This cell will set up Llama.cpp need for GGUF conversion.

In [None]:
# Clone the llama.cpp repository
!git clone https://github.com/ggerganov/llama.cpp

# Install gguf-py
!pip install llama.cpp/gguf-py

# Change to the llama.cpp directory
%cd llama.cpp

### Download conversion files and patching

This cell will patch Llama.cpp to recognize the SDXL architecture. The convert.py and the patch are from the city96's repo.

In [None]:
# Download convert.py
!wget -O convert.py "https://raw.githubusercontent.com/city96/ComfyUI-GGUF/main/tools/convert.py"
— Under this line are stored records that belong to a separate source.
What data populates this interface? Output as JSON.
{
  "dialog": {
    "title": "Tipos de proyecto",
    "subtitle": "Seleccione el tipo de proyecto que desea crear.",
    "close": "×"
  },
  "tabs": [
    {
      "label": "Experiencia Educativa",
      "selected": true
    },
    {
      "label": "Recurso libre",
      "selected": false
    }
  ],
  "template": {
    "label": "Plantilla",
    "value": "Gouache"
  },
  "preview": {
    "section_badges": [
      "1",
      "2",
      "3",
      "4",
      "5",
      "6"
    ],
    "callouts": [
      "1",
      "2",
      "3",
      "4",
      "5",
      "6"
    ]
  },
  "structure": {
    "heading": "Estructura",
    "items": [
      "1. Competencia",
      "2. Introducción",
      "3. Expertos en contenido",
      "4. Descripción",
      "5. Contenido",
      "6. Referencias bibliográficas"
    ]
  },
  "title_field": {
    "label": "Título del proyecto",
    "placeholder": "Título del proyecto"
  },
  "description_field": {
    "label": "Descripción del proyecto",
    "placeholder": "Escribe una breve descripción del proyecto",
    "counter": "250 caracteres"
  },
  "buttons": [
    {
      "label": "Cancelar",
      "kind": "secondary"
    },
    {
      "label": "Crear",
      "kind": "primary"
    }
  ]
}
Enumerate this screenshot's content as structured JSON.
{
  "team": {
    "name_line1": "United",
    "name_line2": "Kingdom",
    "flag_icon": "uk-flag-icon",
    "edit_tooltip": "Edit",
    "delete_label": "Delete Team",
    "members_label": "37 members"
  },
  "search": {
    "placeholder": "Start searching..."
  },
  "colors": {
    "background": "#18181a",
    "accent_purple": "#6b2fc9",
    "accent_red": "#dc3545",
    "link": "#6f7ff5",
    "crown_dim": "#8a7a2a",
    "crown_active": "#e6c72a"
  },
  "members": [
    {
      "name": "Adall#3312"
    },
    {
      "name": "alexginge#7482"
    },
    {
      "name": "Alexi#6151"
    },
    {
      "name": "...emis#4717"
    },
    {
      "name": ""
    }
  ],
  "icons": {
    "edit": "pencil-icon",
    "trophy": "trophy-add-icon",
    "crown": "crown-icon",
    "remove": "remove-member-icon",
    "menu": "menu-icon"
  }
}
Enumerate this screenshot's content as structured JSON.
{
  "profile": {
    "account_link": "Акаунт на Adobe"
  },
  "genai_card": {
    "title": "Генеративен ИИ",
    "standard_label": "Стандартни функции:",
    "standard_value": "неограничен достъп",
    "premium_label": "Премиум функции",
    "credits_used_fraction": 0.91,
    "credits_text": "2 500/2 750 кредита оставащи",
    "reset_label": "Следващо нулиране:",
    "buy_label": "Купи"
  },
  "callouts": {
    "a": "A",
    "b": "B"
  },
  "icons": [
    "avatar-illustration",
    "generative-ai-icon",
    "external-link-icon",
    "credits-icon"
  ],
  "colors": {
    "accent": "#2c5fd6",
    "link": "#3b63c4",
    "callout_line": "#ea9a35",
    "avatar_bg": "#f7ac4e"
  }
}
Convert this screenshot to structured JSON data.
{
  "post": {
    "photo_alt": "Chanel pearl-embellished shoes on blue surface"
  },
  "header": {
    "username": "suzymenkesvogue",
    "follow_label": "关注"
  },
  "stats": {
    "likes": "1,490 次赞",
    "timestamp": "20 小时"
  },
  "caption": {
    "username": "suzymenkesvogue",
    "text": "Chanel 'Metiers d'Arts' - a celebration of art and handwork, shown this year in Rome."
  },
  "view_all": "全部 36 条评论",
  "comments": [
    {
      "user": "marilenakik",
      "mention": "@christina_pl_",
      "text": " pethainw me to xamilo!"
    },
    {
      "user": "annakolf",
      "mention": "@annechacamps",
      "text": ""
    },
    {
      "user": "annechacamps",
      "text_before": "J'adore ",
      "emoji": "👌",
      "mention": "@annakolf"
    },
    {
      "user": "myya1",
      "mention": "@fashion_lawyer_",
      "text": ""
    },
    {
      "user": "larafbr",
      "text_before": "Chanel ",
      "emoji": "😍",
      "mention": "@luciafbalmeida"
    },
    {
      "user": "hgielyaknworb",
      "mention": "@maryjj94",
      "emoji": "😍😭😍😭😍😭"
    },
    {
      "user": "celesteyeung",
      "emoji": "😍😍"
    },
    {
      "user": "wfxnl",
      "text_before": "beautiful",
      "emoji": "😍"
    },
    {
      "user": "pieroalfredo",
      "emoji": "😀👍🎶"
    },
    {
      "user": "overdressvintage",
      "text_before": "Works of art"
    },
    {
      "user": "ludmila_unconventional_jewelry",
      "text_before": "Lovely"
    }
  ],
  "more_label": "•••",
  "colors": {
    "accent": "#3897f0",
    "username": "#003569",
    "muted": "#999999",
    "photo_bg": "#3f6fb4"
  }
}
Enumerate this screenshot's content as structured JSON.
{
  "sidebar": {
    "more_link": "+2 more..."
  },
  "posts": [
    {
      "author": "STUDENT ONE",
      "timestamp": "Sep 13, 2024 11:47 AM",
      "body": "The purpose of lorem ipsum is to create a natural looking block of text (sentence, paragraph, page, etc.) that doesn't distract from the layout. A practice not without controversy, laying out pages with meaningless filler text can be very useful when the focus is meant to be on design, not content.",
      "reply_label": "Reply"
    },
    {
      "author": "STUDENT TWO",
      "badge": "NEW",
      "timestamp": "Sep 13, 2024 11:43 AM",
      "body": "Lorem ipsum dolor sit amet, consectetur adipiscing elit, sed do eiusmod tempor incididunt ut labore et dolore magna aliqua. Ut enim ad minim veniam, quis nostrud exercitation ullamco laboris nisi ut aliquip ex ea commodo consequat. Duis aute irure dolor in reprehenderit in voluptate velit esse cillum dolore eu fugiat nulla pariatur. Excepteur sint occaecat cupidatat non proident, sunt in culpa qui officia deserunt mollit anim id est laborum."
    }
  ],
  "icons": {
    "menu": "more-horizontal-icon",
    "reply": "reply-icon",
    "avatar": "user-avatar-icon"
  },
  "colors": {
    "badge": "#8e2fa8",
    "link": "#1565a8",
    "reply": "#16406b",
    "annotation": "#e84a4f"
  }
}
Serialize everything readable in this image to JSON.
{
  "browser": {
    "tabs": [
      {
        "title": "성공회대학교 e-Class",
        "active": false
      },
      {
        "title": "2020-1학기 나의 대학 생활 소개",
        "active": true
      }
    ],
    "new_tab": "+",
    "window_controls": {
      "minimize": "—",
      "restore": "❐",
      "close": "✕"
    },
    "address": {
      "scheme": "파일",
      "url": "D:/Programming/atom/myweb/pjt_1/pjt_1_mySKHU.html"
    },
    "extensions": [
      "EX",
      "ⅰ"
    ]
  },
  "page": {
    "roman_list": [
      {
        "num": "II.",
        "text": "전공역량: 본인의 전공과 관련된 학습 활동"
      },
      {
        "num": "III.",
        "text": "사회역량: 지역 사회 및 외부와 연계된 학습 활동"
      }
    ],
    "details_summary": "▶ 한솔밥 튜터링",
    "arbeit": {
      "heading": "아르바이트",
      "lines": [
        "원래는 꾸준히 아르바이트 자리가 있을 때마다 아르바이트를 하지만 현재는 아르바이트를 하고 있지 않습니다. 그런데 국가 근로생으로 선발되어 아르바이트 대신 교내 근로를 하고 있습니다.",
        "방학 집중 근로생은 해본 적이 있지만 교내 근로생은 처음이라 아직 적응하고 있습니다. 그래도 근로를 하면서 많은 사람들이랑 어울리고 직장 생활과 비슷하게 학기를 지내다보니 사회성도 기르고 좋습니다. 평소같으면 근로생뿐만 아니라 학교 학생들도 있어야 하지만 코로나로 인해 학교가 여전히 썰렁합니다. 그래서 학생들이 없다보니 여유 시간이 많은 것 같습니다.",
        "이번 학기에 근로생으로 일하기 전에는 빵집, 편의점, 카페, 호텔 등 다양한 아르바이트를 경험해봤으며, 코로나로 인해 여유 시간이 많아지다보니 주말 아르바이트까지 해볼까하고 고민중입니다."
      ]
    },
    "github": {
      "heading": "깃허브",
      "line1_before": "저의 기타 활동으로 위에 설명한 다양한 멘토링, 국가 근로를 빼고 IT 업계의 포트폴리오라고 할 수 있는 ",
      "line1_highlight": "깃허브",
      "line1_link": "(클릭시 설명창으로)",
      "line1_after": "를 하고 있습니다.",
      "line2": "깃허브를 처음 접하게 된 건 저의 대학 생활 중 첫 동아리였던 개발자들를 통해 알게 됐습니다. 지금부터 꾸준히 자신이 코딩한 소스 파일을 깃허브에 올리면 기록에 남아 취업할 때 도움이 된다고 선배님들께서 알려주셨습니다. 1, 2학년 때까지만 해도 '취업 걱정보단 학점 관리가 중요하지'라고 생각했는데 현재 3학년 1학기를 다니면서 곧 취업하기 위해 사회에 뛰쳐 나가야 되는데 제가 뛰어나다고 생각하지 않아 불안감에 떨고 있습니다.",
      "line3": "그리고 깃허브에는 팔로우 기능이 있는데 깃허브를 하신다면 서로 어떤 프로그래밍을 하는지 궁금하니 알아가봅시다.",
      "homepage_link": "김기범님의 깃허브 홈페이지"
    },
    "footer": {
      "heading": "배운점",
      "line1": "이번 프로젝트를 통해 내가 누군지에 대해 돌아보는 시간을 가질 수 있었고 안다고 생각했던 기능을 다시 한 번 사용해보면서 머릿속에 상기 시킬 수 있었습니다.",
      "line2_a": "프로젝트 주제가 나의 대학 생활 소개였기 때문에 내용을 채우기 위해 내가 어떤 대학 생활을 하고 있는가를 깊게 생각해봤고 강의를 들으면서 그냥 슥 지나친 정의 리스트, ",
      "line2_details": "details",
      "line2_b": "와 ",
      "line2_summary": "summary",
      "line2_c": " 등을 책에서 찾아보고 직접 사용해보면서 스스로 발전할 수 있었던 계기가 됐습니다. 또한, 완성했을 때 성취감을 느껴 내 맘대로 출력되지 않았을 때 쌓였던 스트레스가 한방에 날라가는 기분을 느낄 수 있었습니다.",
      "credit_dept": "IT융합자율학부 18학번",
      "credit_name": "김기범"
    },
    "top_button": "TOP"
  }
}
# Download convert_g.py for clip_g
!wget -O convert_g.py "https://huggingface.co/Old-Fisherman/SDXL_Finetune_GGUF_Files/resolve/main/convert_g.py"

# Download lcpp patch
!wget -O lcpp.patch "https://raw.githubusercontent.com/city96/ComfyUI-GGUF/main/tools/lcpp.patch"

# Patching lcpp
!git checkout tags/b3600
!git apply lcpp.patch

# Create the build directory
!mkdir build

# Change to the build directory
%cd build

# Run cmake to configure the build
!cmake ..

# Build the target with cmake
!cmake --build . --config Debug -j10 --target llama-quantize

# Change back to the previous directory
%cd ..

### Conversion from fp16 Unet Safetensors to Quant_xxx GGUF

In [None]:
class Quantizer:
    def __init__(self, input_path, output_dir, filename_prefix, quant_type):
        self.input_path = input_path
        self.output_dir = output_dir
        self.filename_prefix = filename_prefix
        self.quant_type = quant_type

    def convert_fp16_gguf16(self):
        dst = os.path.join(config.output_dir, f"{config.filename_prefix}-F16.gguf")
        if not os.path.exists(self.input_path):
            print(f"Error: Source file not found at {self.input_path}")
        else:
            command = f"python convert.py --src {self.input_path} --dst {dst}"
            print(f"Running command: {command}")
            !{command}

    def convert_gguf16_to_qx(self):
        src = os.path.join(config.output_dir, f"{config.filename_prefix}-F16.gguf")
        dst = os.path.join(self.output_dir, f"{self.filename_prefix}_{self.quant_type}.gguf")
        !./build/bin/llama-quantize {src} {dst} {config.quant_type}

    def __call__(self):
        self.convert_fp16_gguf16()
        self.convert_gguf16_to_qx()


quantizer = Quantizer(unet, config.output_dir, config.filename_prefix, config.quant_type)
quantizer()